The Steins, both in their mid-sixties, radiated a sense of well-being. Mr. Stein, almost entirely bald, more than made up for this loss of hair by the luxuriousness of the sideburns, mustache, and beard that bloomed below. Esther Stein’s hair was now pure white and tightly braided into an intricate circlet that defied dislodging by stray Bay winds or the exploring fingers of grandchildren. Both were dressed in quiet elegance, but the cut of the clothes of both testified to their greater love of rich food and comfort than of fashion. Annie suspected that Beatrice’s excellent reputation as a cook had been almost as important in their decision to move into her boarding house as had been their desire to help out the niece of old friends.
Breaking into their usual good-natured greetings, Annie whispered urgently, “Please, could you do me very great favor? In the drawing room there is a young lawyer, Mr. Nathaniel Dawson. He has come to see Sibyl, something about the death of Matthew Voss. Mr. Dawson seems to have gotten an entirely wrong impression of everything. Could you please go in and introduce yourselves and perhaps impress upon him the respectability of both this establishment and Madam Sibyl? He has met me as Mrs. Fuller, but I am going to change into Sibyl. For now I don’t want him to realize the connection. I’ll explain later.”
Esther Stein laughed and said, “Oh Annie, what mischief are you up to now? Of course, we will go in and vouch for you. But if you mistrust this young man’s intentions, maybe Herman should go into your interview with you?”
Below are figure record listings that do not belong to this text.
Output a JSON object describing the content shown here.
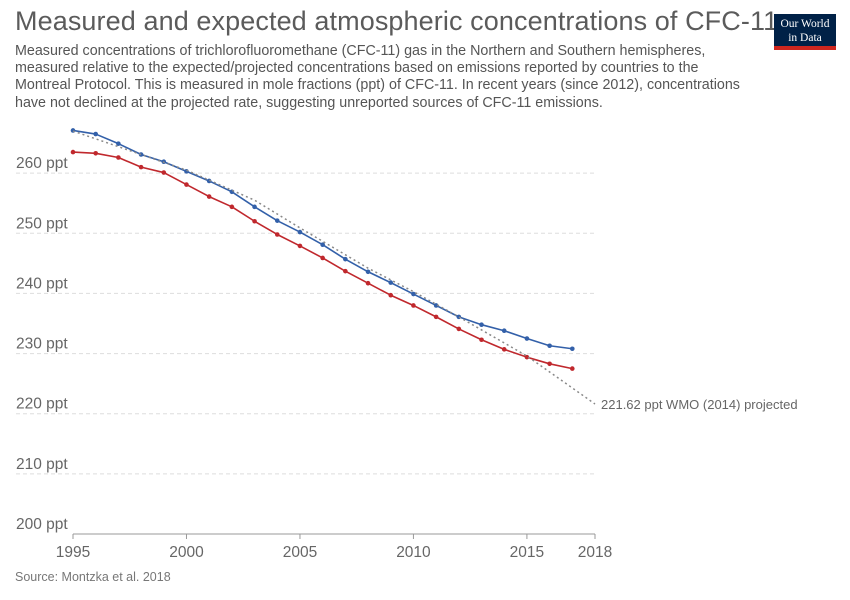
{
  "title": "Measured and expected atmospheric concentrations of CFC-11",
  "subtitle": "Measured concentrations of trichlorofluoromethane (CFC-11) gas in the Northern and Southern hemispheres, measured relative to the expected/projected concentrations based on emissions reported by countries to the Montreal Protocol. This is measured in mole fractions (ppt) of CFC-11. In recent years (since 2012), concentrations have not declined at the projected rate, suggesting unreported sources of CFC-11 emissions.",
  "logo": {
    "line1": "Our World",
    "line2": "in Data"
  },
  "source": "Source: Montzka et al. 2018",
  "chart_data": {
    "type": "line",
    "xlim": [
      1995,
      2018
    ],
    "ylim": [
      200,
      270
    ],
    "x_ticks": [
      {
        "value": 1995,
        "label": "1995"
      },
      {
        "value": 2000,
        "label": "2000"
      },
      {
        "value": 2005,
        "label": "2005"
      },
      {
        "value": 2010,
        "label": "2010"
      },
      {
        "value": 2015,
        "label": "2015"
      },
      {
        "value": 2018,
        "label": "2018"
      }
    ],
    "y_ticks": [
      {
        "value": 200,
        "label": "200 ppt"
      },
      {
        "value": 210,
        "label": "210 ppt"
      },
      {
        "value": 220,
        "label": "220 ppt"
      },
      {
        "value": 230,
        "label": "230 ppt"
      },
      {
        "value": 240,
        "label": "240 ppt"
      },
      {
        "value": 250,
        "label": "250 ppt"
      },
      {
        "value": 260,
        "label": "260 ppt"
      }
    ],
    "grid": true,
    "series": [
      {
        "color": "#3360a9",
        "style": "solid",
        "markers": true,
        "x": [
          1995,
          1996,
          1997,
          1998,
          1999,
          2000,
          2001,
          2002,
          2003,
          2004,
          2005,
          2006,
          2007,
          2008,
          2009,
          2010,
          2011,
          2012,
          2013,
          2014,
          2015,
          2016,
          2017
        ],
        "y": [
          267.1,
          266.5,
          264.9,
          263.1,
          261.9,
          260.3,
          258.7,
          256.9,
          254.4,
          252.1,
          250.2,
          248.1,
          245.7,
          243.6,
          241.8,
          239.9,
          238.0,
          236.1,
          234.8,
          233.8,
          232.5,
          231.3,
          230.8
        ]
      },
      {
        "color": "#c0282d",
        "style": "solid",
        "markers": true,
        "x": [
          1995,
          1996,
          1997,
          1998,
          1999,
          2000,
          2001,
          2002,
          2003,
          2004,
          2005,
          2006,
          2007,
          2008,
          2009,
          2010,
          2011,
          2012,
          2013,
          2014,
          2015,
          2016,
          2017
        ],
        "y": [
          263.5,
          263.3,
          262.6,
          261.0,
          260.1,
          258.1,
          256.1,
          254.4,
          252.0,
          249.8,
          247.9,
          245.9,
          243.7,
          241.7,
          239.7,
          238.0,
          236.1,
          234.1,
          232.3,
          230.7,
          229.4,
          228.3,
          227.5
        ]
      },
      {
        "name": "221.62 ppt WMO (2014) projected",
        "color": "#888888",
        "style": "dotted",
        "markers": false,
        "x": [
          1995,
          2000,
          2003,
          2005,
          2008,
          2010,
          2012,
          2015,
          2018
        ],
        "y": [
          267.0,
          260.5,
          255.5,
          250.9,
          244.2,
          240.3,
          236.1,
          229.6,
          221.62
        ]
      }
    ]
  }
}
Herman Stein broke in at this point. “Young Nate Dawson? His father’s a rancher outside of San Jose, but he’s in his uncle’s law firm. Good, respectable firm. I’ve not met the young fellow. Harvard law degree. I’ve heard he’s a go-getter, but with a good head on his shoulders. Whatever would he want with Madam Sibyl?”
Mr. Stein frowned for a moment. “Well, in any case, I don’t think we need worry about leaving our Annie alone with him, Esther. He may be part of this new modern generation, but he will be a gentleman all the same.”
Annie wasn’t so sure about that, but, then again, she wasn’t sure she would be acting like a lady in their upcoming meeting, so she didn’t quibble. Instead, she profusely thanked both of the Steins and ran up the stairs to change out of her dress and begin her transformation into Madam Sibyl, one extremely angry clairvoyant.